Two years later, I was putting the intense and exciting film training period on hold and stepping back out into the real world and an engineering job. I was also hungry for a “real” film project. Catching up with my host family from my MIT college days, they reminded me of the day we first met. They had picked me up from Boston’s Logan airport as I arrived from Ghana and had driven me to MIT. When I exited their car I had uttered in wonderment, “My first step at MIT.” I had sensed that that step would change my life, and indeed it has. Why not make a movie about that, my host family suggested.

So here I am. For a year now, I have been filming the lives of a number of students who arrived at MIT from Africa in August 2011 to pursue their thirst for knowledge. I reached out to them on the chance that they might open their hearts to a stranger across the oceans, and share their lives with me over four years as they grow from teenagers into adults while striving to become engineers in the world’s best technological university. They have been generous beyond my imaginings. I am deeply grateful for their generosity and courage. I am determined to do their story justice by telling it to the best of my ability. Which brings me back to the topic of vaccines and journeys back to West Africa.

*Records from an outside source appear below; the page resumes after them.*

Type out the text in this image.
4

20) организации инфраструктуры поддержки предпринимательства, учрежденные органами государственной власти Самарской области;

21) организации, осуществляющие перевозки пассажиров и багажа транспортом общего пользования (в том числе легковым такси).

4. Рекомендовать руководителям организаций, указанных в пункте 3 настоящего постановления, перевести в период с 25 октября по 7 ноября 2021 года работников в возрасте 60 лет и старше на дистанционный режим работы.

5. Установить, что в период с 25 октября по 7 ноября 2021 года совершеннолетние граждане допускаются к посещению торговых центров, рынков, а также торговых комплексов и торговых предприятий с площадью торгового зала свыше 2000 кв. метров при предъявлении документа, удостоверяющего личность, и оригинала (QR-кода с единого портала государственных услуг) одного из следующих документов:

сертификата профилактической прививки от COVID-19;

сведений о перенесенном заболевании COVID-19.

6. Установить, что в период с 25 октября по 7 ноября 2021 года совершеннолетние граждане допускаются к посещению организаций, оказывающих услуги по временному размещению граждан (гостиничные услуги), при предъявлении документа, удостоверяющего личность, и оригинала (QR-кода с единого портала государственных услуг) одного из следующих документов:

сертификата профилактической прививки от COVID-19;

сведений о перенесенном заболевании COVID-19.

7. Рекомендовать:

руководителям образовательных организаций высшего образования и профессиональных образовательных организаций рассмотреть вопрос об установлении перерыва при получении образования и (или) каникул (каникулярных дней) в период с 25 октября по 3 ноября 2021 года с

I am headed to Nigeria to follow one of the students’ journeys this summer. After a year at MIT, he is back in his home country for the summer holiday teaching robotics to high schoolers. I knew I had to follow him there because I believe that is part of the story of African youth today. He is part of this citizenry of African globe-trotters that are catalyzing the continent’s renaissance. I’m headed out to capture this piece of the story. Wish me luck.

August 8, 2012

-Arthur Musah

 

Director / Producer at One Day I Too Go Fly.